PROceeding With Advanced Techniques in Case of Distal Malignant Biliary Obstruction and Difficult Biliary Cannulation comparEd With Therapeutic-EUS: the PROMETHEUS Trial
- Conditions
- Malignant Biliary Obstruction
- Registration Number
- NCT06550973
- Lead Sponsor
- Istituto Clinico Humanitas
- Brief Summary
Endoscopic retrograde cholangiopancreatography (ERCP) stands as the primary approach for addressing jaundice in individuals with distal malignant biliary obstruction. A premise element in achieving success during therapeutic ERCP is selective biliary cannulation (SBC). Nevertheless, SBC doesn't consistently yield favorable outcomes, even among expert endoscopists, failing in around 25% to 50% of cases with standard ERCP approach (sphincterotome and guidewire).
In such situations, depending on the endoscopist's experience and preference, various advanced techniques come into play. These encompass the double guidewire cannulation approach, needle-knife precut papillotomy or fistulotomy, and transpancreatic sphincterotomy, serving as potential rescue methods.
In recent times, the EUS-guided approach has been gaining increasing significance. Initially, it was viewed as a rescue option in cases where advanced ERCP techniques failed (5-15% of cases). More recently, it has proved its feasibility as a first line alternative to ERCP in scenarios involving malignant biliary obstruction.
- Detailed Description
Rationale of the study Patients with distal malignant biliary obstruction have a higher risk of ERCP failure, related to the difficulty of bile duct cannulation. These patients after standard ERCP strategies failure, undergo advanced ERCP rescue strategies and in case of failure to EUS guided biliary drainage. HoweverEUS guided biliary drainage performed following the attempted advanced ERCP strategies, it may carry the risk of adverse events of advance ERCP strategies. We hypothesize that, in this setting of patients, early EUS guided biliary drainage in case of difficult biliary cannulation has a lower risk of post-procedural adverse events, as well as better overall safety and efficacy profiles. This could imply better outcomes such as for those patients who are planned to receive a chemotherapy before surgery in which a complication, such as acute pancreatitis, could delay the treatment.
Recruitment & Eligibility
- Status
- NOT_YET_RECRUITING
- Sex
- All
- Target Recruitment
- 220
- Age ≥18 years
- Patients with distal malignant biliary obstruction
- Abdominal ultrasound or computed tomography or magnetic resonance or EUS showing a dilated common bile duct > 15 mm diameter.

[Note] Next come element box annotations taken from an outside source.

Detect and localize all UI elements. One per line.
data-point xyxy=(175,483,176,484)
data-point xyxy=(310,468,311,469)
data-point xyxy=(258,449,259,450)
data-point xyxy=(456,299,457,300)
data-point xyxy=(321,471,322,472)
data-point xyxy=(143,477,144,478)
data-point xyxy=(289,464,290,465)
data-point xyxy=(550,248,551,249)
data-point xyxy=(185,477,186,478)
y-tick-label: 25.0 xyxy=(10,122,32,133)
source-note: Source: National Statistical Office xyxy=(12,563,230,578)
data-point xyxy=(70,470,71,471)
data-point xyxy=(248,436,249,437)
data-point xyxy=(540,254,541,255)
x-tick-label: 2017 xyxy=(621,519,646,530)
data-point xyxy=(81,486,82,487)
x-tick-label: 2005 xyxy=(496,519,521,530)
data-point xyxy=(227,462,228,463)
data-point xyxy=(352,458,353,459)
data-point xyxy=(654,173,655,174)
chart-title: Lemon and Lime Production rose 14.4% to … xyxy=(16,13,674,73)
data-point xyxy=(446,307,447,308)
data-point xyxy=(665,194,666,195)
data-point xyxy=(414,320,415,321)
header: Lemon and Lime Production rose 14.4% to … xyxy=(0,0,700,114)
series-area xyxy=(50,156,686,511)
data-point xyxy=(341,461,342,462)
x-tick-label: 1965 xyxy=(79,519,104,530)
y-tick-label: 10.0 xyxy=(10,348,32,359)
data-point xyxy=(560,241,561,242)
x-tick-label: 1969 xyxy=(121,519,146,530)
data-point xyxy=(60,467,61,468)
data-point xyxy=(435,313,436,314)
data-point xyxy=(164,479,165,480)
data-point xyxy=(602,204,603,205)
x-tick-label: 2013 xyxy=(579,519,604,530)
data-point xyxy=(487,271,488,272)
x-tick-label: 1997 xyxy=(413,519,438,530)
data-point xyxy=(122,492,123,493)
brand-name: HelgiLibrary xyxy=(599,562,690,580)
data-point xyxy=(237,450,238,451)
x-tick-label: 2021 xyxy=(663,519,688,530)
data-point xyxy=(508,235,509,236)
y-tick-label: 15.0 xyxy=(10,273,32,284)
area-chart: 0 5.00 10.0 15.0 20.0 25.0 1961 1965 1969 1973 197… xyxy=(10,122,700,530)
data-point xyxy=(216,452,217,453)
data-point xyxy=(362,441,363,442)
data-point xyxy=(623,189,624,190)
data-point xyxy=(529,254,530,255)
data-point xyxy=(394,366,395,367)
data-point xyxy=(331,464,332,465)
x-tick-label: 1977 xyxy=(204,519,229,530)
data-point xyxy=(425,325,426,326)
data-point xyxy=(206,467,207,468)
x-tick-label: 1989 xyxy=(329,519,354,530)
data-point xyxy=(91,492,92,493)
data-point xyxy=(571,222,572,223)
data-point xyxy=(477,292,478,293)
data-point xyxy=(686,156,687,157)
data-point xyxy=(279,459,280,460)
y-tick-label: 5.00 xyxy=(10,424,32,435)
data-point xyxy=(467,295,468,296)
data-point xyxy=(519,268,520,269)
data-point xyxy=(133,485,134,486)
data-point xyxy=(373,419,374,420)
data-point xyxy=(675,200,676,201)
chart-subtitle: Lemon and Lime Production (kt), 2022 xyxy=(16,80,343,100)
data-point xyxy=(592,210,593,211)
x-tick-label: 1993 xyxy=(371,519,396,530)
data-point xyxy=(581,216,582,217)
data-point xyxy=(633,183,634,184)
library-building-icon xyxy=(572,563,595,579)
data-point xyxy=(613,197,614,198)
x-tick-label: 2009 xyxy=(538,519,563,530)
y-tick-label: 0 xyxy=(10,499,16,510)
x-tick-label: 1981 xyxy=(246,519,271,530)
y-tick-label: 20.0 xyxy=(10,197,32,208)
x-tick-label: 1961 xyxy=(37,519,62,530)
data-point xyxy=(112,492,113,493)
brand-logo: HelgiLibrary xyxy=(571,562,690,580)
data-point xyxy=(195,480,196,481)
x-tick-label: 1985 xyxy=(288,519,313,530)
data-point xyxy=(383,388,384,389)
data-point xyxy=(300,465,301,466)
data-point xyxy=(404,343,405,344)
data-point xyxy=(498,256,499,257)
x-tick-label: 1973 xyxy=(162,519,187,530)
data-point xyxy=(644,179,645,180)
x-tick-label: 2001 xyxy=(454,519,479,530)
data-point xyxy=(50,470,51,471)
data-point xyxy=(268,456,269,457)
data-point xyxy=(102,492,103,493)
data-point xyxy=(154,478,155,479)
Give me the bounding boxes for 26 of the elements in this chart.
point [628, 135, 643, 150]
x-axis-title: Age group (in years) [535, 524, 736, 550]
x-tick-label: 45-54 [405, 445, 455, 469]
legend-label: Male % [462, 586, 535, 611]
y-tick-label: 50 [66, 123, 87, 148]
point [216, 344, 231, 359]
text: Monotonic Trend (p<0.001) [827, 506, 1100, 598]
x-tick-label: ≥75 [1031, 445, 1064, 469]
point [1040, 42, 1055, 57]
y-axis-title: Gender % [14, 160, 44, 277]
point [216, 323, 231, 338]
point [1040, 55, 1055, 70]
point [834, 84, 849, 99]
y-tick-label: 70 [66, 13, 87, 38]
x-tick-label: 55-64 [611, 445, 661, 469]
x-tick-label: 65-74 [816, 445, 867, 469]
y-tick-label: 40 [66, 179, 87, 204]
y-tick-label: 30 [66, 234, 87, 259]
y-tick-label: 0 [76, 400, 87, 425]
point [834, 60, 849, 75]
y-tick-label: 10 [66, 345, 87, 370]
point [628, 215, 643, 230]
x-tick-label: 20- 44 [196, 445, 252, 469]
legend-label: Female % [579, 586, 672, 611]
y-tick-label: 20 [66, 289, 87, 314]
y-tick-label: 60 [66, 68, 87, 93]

- Difficult biliary cannulation defined as ESGE guidelines
- Agree to receive follow up phone calls
- Able to provide written informed consent
- Coagulation and/or platelets hereditary disorders and/or INR>1.5, PLT<50,000 103/mm3.
- Use of anticoagulants that cannot be discontinued
- Pregnant women
- Previous ERCP or EUS-BD attempt
- Inability to sign the informed consent
Study & Design
- Study Type
- INTERVENTIONAL
- Study Design
- SINGLE_GROUP
- Primary Outcome Measures
Name Time Method Rate of AE 0 to 3 months such as the occurrence of unintentional perforation, bleeding requiring hemostasis, pancreatitis, stent malposition or migration, cholecystitis or cholangitis, jaundice, peritonitis, symptomatic bile leak, subcapsular liver hematoma, pneumoperitoneum, retained sheared wire, and procedure-related death
- Secondary Outcome Measures
Name Time Method Time needed for technical success during procedure duration of a successful procedure
Rate of any of the specific adverse events 0 to 3 months such as the occurrence of unintentional perforation, bleeding requiring hemostasis, pancreatitis, stent malposition or migration, cholecystitis or cholangitis, jaundice, peritonitis, symptomatic bile leak, subcapsular liver hematoma, pneumoperitoneum, retained sheared wire, and procedure-related death
Rate of technical success 0 to 3 months Defined as the rate of successful stent placement in the desired duct at the initial procedure)
Rate of reintervention 0-3 months in the 3 months following the procedure, will evaluate the patients who need a reintervention
Rate of clinical success 0 to 3 months Defined as decrease of bilirubin level to either half the initial level, or less than 3 dl/mg -in order to allow to start chemotherapy
Rate of cross-over 0-3 months Defined as in case of failure of the procedure established by the randomization the rate of crossover to the other procedure done.